1923'TE UYGARLIĞIMIZDAN KOPARILDIK

Uygarlık algımızla bağlantılı olarak sormak istiyorum: Biz kimiz ve dünyanın neresindeyiz?

Halkımızın uygarlık değerlerini İslam Öğretisi oluşturmuştur. Türk halkı, Ortadoğu uygarlığını oluşturan halklardan birisidir. Batılılaşma adına bizi uygarlığımızdan koparmak isteyenleri biliyoruz. 1923’te yabancılaştırma girişimleriyle, uygarlığımızdan koparıldık. Halkımız Batı uygarlığı içine, Batı düşüncesi içine sokulmak istendi. Cumhuriyet yönetimi, ‘Batılılaşma’yı amaç edinmişti. Ne var ki, bu yöneliş, halkımızın uygarlık değerleriyle çelişiyordu... 

BATININ HER ADIMI DİKKATLE OKUNMALI

Filistin’i tanımak Batı için ne ifade ediyor?

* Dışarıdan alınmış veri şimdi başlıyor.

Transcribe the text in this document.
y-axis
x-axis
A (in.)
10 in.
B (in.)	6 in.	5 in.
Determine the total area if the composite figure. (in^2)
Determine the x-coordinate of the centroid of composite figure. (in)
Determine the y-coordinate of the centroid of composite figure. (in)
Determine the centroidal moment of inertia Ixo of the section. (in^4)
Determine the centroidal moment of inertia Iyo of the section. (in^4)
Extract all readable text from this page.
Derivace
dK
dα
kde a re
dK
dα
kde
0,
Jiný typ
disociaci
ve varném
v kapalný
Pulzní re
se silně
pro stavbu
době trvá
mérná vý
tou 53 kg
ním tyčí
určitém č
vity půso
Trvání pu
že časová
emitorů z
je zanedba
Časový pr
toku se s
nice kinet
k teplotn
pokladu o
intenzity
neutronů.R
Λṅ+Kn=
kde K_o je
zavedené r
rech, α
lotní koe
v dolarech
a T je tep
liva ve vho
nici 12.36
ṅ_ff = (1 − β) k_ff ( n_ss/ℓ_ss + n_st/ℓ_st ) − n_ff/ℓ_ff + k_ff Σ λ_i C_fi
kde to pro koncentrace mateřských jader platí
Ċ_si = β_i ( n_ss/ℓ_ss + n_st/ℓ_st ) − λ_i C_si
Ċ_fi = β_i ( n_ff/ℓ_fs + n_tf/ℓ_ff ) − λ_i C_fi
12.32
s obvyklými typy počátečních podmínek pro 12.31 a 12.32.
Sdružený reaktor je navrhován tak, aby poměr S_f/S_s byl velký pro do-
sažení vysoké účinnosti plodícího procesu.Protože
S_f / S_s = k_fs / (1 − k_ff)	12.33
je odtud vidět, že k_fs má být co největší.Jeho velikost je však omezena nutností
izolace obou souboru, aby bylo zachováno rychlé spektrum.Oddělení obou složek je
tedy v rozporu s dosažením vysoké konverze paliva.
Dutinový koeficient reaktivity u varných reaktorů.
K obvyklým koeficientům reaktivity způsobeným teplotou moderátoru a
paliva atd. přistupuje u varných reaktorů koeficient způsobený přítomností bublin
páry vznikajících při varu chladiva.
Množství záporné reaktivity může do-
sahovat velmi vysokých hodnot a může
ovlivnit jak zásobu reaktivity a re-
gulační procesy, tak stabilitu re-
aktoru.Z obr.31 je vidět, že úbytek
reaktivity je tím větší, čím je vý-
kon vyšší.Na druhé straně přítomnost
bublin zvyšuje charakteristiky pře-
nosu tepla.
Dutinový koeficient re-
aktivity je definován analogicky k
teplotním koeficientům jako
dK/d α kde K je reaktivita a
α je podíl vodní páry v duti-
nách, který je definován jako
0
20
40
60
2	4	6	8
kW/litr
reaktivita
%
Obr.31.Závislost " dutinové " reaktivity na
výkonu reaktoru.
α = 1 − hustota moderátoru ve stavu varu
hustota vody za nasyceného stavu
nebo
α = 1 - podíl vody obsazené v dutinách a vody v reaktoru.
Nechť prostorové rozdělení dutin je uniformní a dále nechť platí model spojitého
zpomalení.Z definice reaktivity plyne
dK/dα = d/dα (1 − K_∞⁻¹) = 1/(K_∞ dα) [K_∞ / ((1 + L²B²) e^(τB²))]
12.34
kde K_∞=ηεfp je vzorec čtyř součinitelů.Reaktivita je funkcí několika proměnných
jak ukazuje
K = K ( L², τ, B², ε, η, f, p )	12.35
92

Filistin topraklarında İsrail’in kurulmasını destekleyen Batı, bugün Filistin’i devlet olarak tanımakla ne amaçlıyor? Filistin’in Avrupa’da tanınmasında Türkiye'nin rolünü nasıl değerlendiriyorsunuz?

Müslümanlar, ilke olarak, Vatikan’ın ve İngiltere’nin attığı her adımı kuşkuyla karşılamalıdır. Her attıkları adımda Müslümanlara kurulmuş bir tuzak vardır -tarihimize bakın: bunun bir istisnasını göremezsiniz.